If you invest for capital growth, which can be very profitable, it is entirely speculative and is largely dependent upon forces beyond your (or our) control.

It is one reason why we are hesitant to offer Buy 2 Let deals in the South East (although we recognise that some investors would like to invest in this region so we will not rule it out). The trouble is by the time you have deducted management costs, maintenance and repair costs from the rental income, there will be very little, if anything, left in the way of cash flow. If the market rises and you sell at the right time – that’s great, but it’s a big risk and you have no way of guaranteeing that. If you are subsidising low yield properties to any degree (service charges/ maintenance/repairs etc) then there is only a finite number you can buy before your available resources are used up. In short, it can be a recipe for disaster.

Conversely, providing every property you buy is making a profit every month you can continue to buy more and more properties ad infinitum and become wealthier and wealthier.
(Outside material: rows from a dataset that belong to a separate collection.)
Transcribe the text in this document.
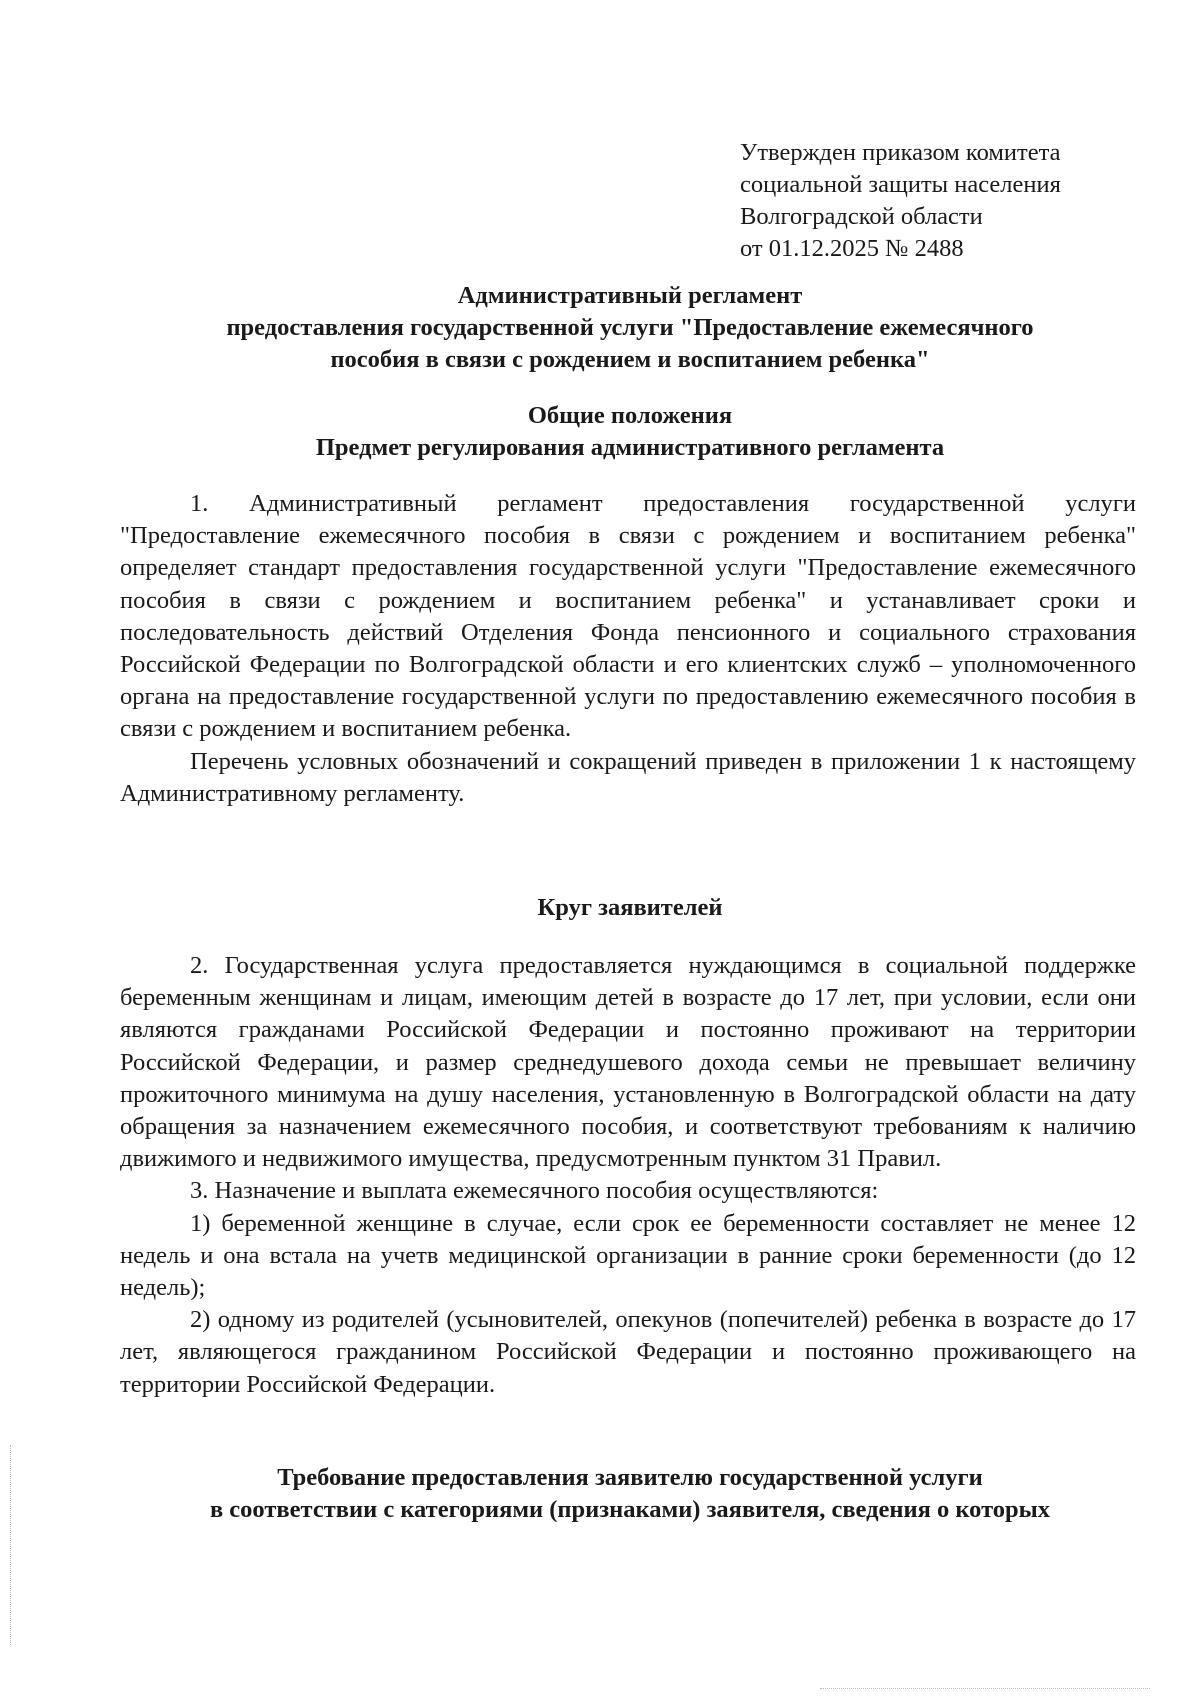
Утвержден приказом комитета
социальной защиты населения
Волгоградской области
от 01.12.2025 № 2488
Административный регламент
предоставления государственной услуги "Предоставление ежемесячного
пособия в связи с рождением и воспитанием ребенка"
Общие положения
Предмет регулирования административного регламента

1. Административный регламент предоставления государственной услуги "Предоставление ежемесячного пособия в связи с рождением и воспитанием ребенка" определяет стандарт предоставления государственной услуги "Предоставление ежемесячного пособия в связи с рождением и воспитанием ребенка" и устанавливает сроки и последовательность действий Отделения Фонда пенсионного и социального страхования Российской Федерации по Волгоградской области и его клиентских служб – уполномоченного органа на предоставление государственной услуги по предоставлению ежемесячного пособия в связи с рождением и воспитанием ребенка.

Перечень условных обозначений и сокращений приведен в приложении 1 к настоящему Административному регламенту.

Круг заявителей

2. Государственная услуга предоставляется нуждающимся в социальной поддержке беременным женщинам и лицам, имеющим детей в возрасте до 17 лет, при условии, если они являются гражданами Российской Федерации и постоянно проживают на территории Российской Федерации, и размер среднедушевого дохода семьи не превышает величину прожиточного минимума на душу населения, установленную в Волгоградской области на дату обращения за назначением ежемесячного пособия, и соответствуют требованиям к наличию движимого и недвижимого имущества, предусмотренным пунктом 31 Правил.

3. Назначение и выплата ежемесячного пособия осуществляются:

1) беременной женщине в случае, если срок ее беременности составляет не менее 12 недель и она встала на учетв медицинской организации в ранние сроки беременности (до 12 недель);

2) одному из родителей (усыновителей, опекунов (попечителей) ребенка в возрасте до 17 лет, являющегося гражданином Российской Федерации и постоянно проживающего на территории Российской Федерации.

Требование предоставления заявителю государственной услуги
в соответствии с категориями (признаками) заявителя, сведения о которых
Before we buy any rental property, we consider the location very carefully. Strong rental demand is the deciding factor. Typically, when we are dealing at the lower end of the market, the rental values that can be achieved are supported by the Local Housing Authority (LHA) rates that are payable. This means we know exactly what rent we can get should we choose to rent to a housing benefit tenant.

Within any Local Housing Authority’s defined geographical area there are locations where the property prices are lower than the surrounding areas and yet the rents payable by the council are the same. By applying this knowledge, we can achieve higher than average yields.

By concentrating on certain pockets where we have built up contacts and our reputation, we are able to access opportunities that other investors will not be able to. In this way, we are frequently offered off-market deals where the seller is motivated to sell quickly due to their personal circumstances and we are able to acquire the property at a very keen price.